From dc0d88628383a1a8d8c93d5e621b068ba7782999 Mon Sep 17 00:00:00 2001
From: Christina <truffle@gmail.com>
Date: Sat, 6 Dec 2025 09:34:41 -0600
Subject: [PATCH] docs: clarify --ctx-size and --parallel interaction in
 arg.cpp
MIME-Version: 1.0
Content-Type: text/plain; charset=UTF-8
Content-Transfer-Encoding: 8bit

When using --parallel N, the --ctx-size value is the TOTAL context
divided among all slots, not the per-slot context. This is a common
source of confusion (see #11681, #5732).

Examples:
- --ctx-size 4096 --parallel 4 → each slot gets 1024 tokens
- To get 4096 tokens per slot with 4 parallel slots, use --ctx-size 16384

Updated the help text in arg.cpp (the source for auto-generated docs)
for both --ctx-size and --parallel flags to clarify this behavior.

Fixes #11681
---
 common/arg.cpp | 7 +++++--
 1 file changed, 5 insertions(+), 2 deletions(-)

diff --git a/common/arg.cpp b/common/arg.cpp
index 9e062ee7a1b..5ad328d549a 100644
--- a/common/arg.cpp
+++ b/common/arg.cpp
@@ -920,7 +920,9 @@ common_params_context common_params_parser_init(common_params & params, llama_ex
     ).set_examples({LLAMA_EXAMPLE_LOOKUP}));
     add_opt(common_arg(
         {"-c", "--ctx-size"}, "N",
-        string_format("size of the prompt context (default: %d, 0 = loaded from model)", params.n_ctx),
+        string_format("size of the prompt context (default: %d, 0 = loaded from model). "
+            "Note: when using --parallel N, this is the TOTAL context divided among all slots, "
+            "not per-slot.
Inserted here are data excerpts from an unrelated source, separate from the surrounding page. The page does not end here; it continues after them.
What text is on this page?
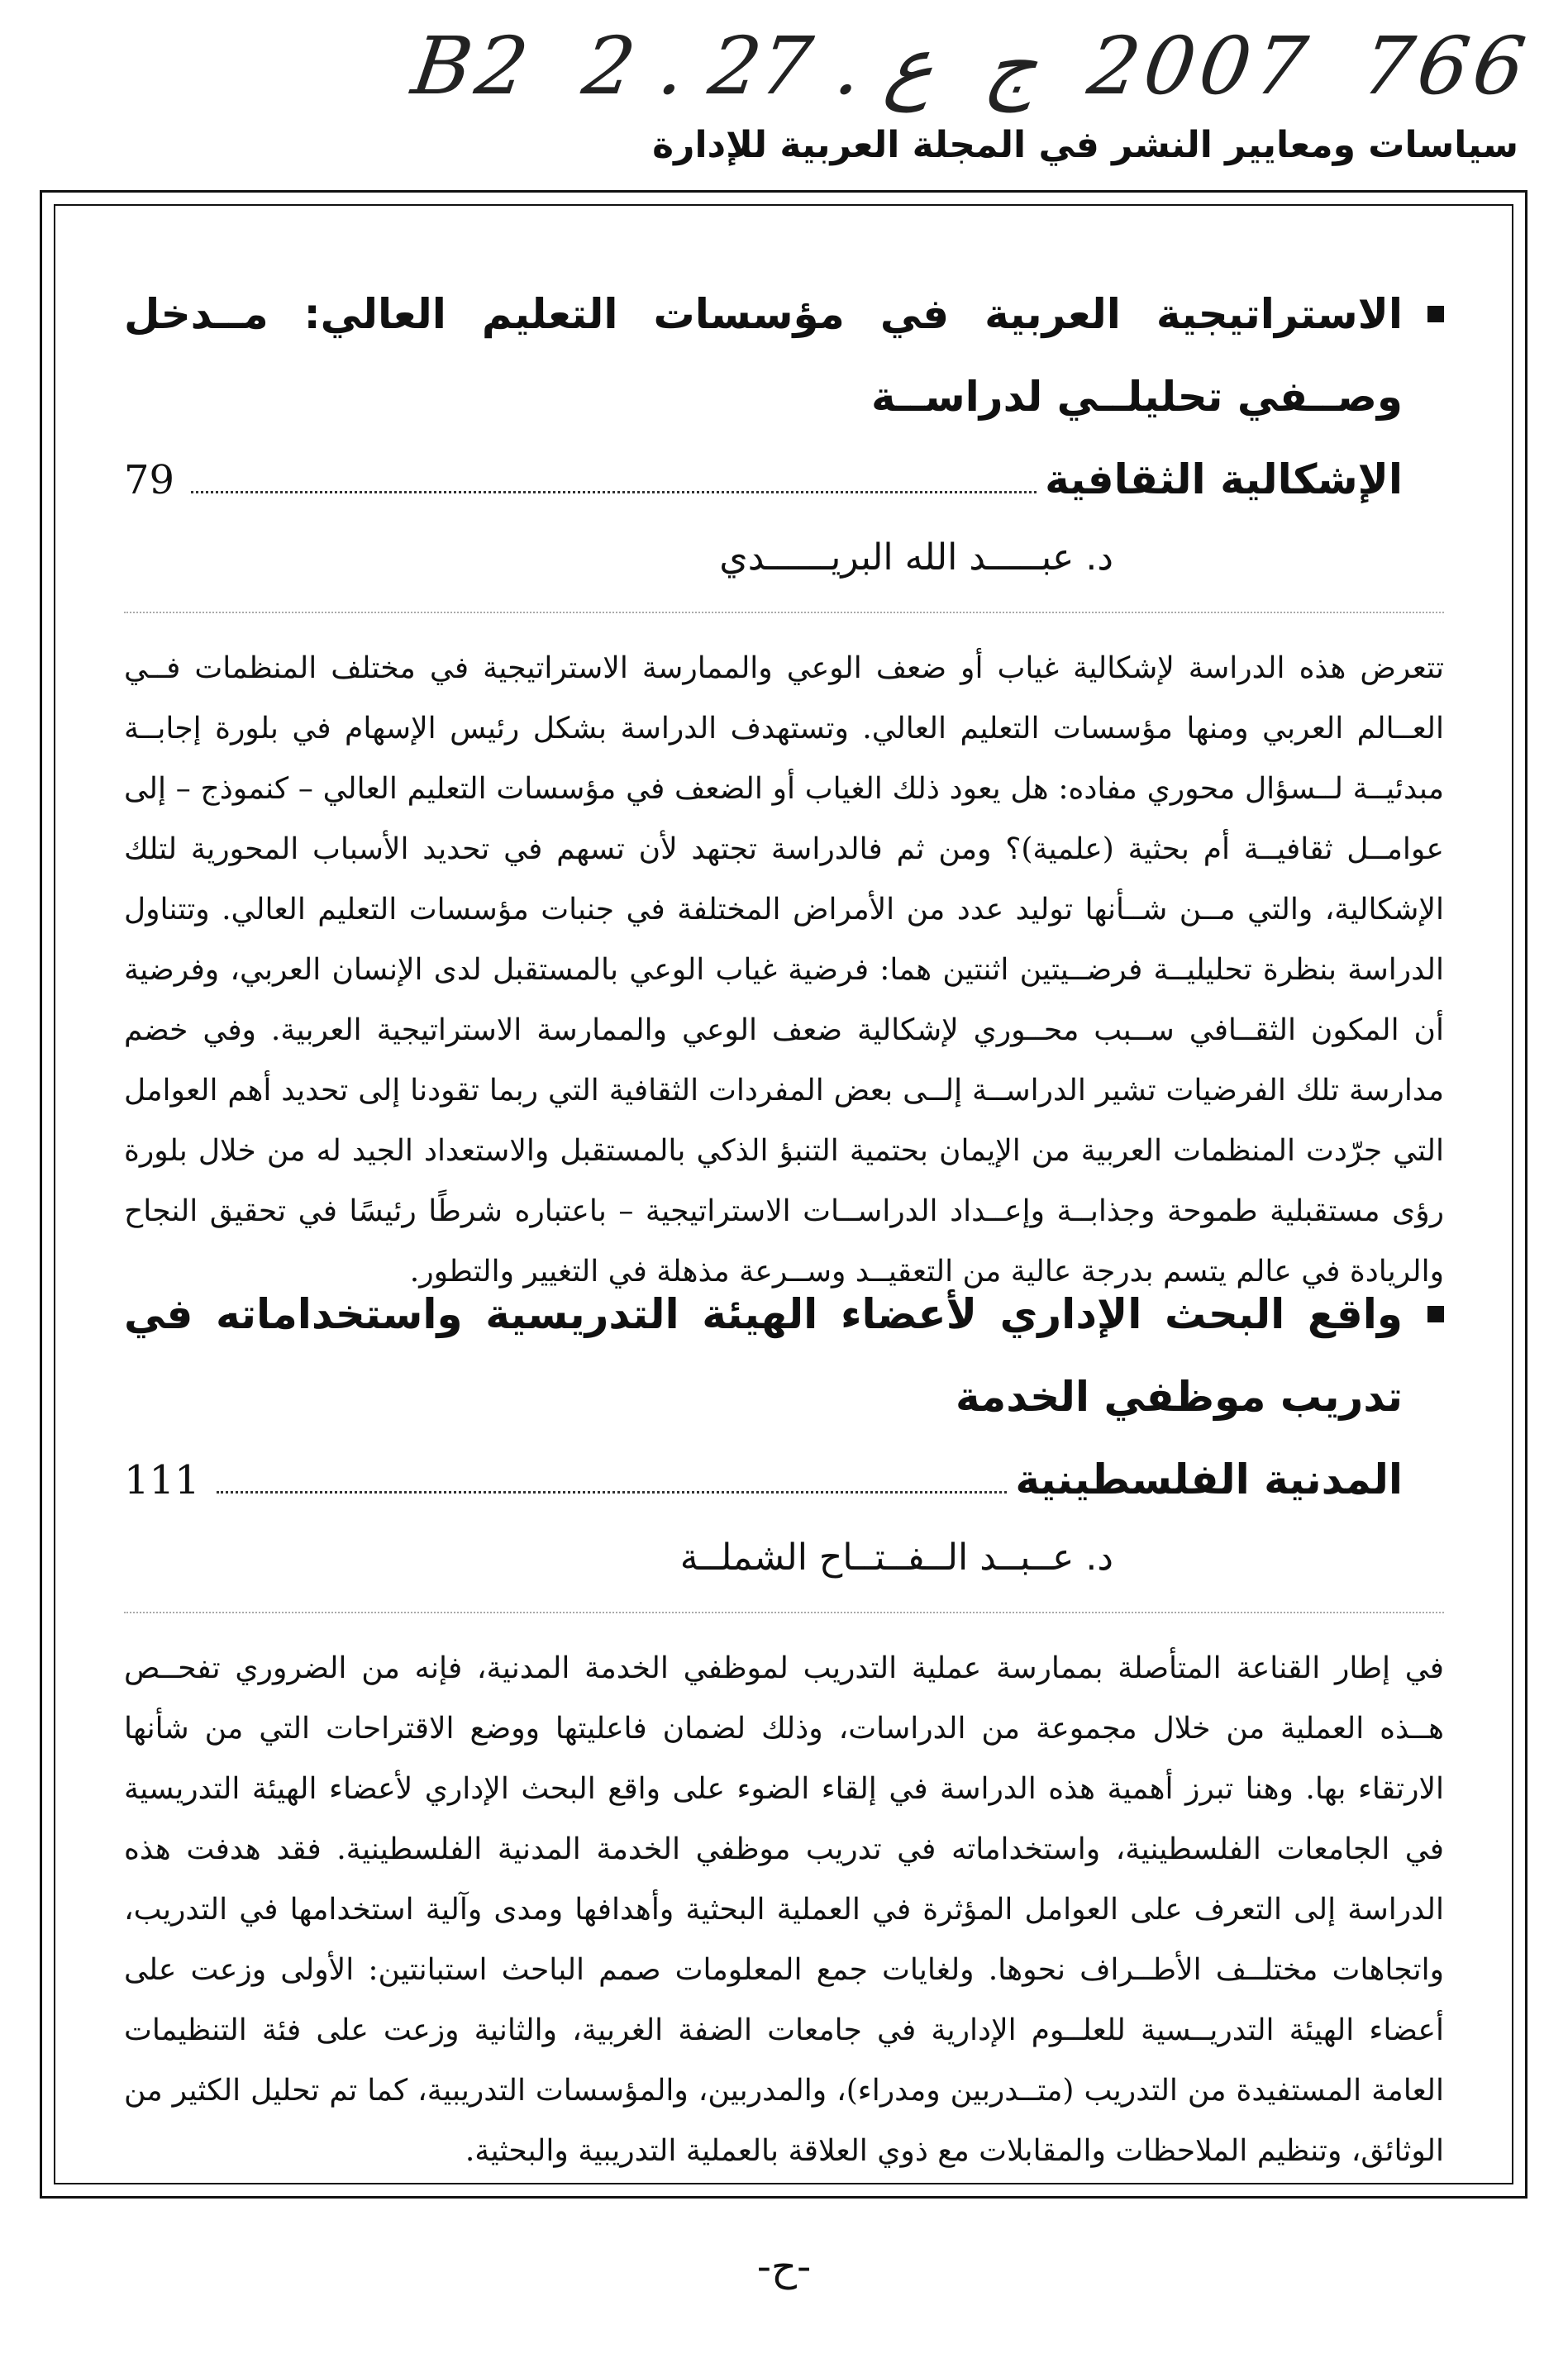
B2 2 . ع . 27 ج 2007 766
سياسات ومعايير النشر في المجلة العربية للإدارة
الاستراتيجية العربية في مؤسسات التعليم العالي: مــدخل وصــفي تحليلــي لدراســة
الإشكالية الثقافية
79
د. عبـــــد الله البريــــــدي

تتعرض هذه الدراسة لإشكالية غياب أو ضعف الوعي والممارسة الاستراتيجية في مختلف المنظمات فــي العــالم العربي ومنها مؤسسات التعليم العالي. وتستهدف الدراسة بشكل رئيس الإسهام في بلورة إجابــة مبدئيــة لــسؤال محوري مفاده: هل يعود ذلك الغياب أو الضعف في مؤسسات التعليم العالي – كنموذج – إلى عوامــل ثقافيــة أم بحثية (علمية)؟ ومن ثم فالدراسة تجتهد لأن تسهم في تحديد الأسباب المحورية لتلك الإشكالية، والتي مــن شــأنها توليد عدد من الأمراض المختلفة في جنبات مؤسسات التعليم العالي. وتتناول الدراسة بنظرة تحليليــة فرضــيتين اثنتين هما: فرضية غياب الوعي بالمستقبل لدى الإنسان العربي، وفرضية أن المكون الثقــافي ســبب محــوري لإشكالية ضعف الوعي والممارسة الاستراتيجية العربية. وفي خضم مدارسة تلك الفرضيات تشير الدراســة إلــى بعض المفردات الثقافية التي ربما تقودنا إلى تحديد أهم العوامل التي جرّدت المنظمات العربية من الإيمان بحتمية التنبؤ الذكي بالمستقبل والاستعداد الجيد له من خلال بلورة رؤى مستقبلية طموحة وجذابــة وإعــداد الدراســات الاستراتيجية – باعتباره شرطًا رئيسًا في تحقيق النجاح والريادة في عالم يتسم بدرجة عالية من التعقيــد وســرعة مذهلة في التغيير والتطور.

واقع البحث الإداري لأعضاء الهيئة التدريسية واستخداماته في تدريب موظفي الخدمة
المدنية الفلسطينية
111
د. عــبــد الــفــتــاح الشملــة

في إطار القناعة المتأصلة بممارسة عملية التدريب لموظفي الخدمة المدنية، فإنه من الضروري تفحــص هــذه العملية من خلال مجموعة من الدراسات، وذلك لضمان فاعليتها ووضع الاقتراحات التي من شأنها الارتقاء بها. وهنا تبرز أهمية هذه الدراسة في إلقاء الضوء على واقع البحث الإداري لأعضاء الهيئة التدريسية في الجامعات الفلسطينية، واستخداماته في تدريب موظفي الخدمة المدنية الفلسطينية. فقد هدفت هذه الدراسة إلى التعرف على العوامل المؤثرة في العملية البحثية وأهدافها ومدى وآلية استخدامها في التدريب، واتجاهات مختلــف الأطــراف نحوها. ولغايات جمع المعلومات صمم الباحث استبانتين: الأولى وزعت على أعضاء الهيئة التدريــسية للعلــوم الإدارية في جامعات الضفة الغربية، والثانية وزعت على فئة التنظيمات العامة المستفيدة من التدريب (متــدربين ومدراء)، والمدربين، والمؤسسات التدريبية، كما تم تحليل الكثير من الوثائق، وتنظيم الملاحظات والمقابلات مع ذوي العلاقة بالعملية التدريبية والبحثية.

-ح-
For X tokens per slot with N parallel slots, use --ctx-size X*N", params.n_ctx),
         [](common_params & params, int value) {
             params.n_ctx = value;
         }
@@ -1756,7 +1758,8 @@ common_params_context common_params_parser_init(common_params & params, llama_ex
     ).set_env("LLAMA_ARG_DEFRAG_THOLD"));
     add_opt(common_arg(
         {"-np", "--parallel"}, "N",
-        string_format("number of parallel sequences to decode (default: %d)", params.n_parallel),
+        string_format("number of parallel sequences to decode (default: %d). "
+            "Note: total context (--ctx-size) is divided equally among parallel slots", params.n_parallel),
         [](common_params & params, int value) {
             params.n_parallel = value;
         }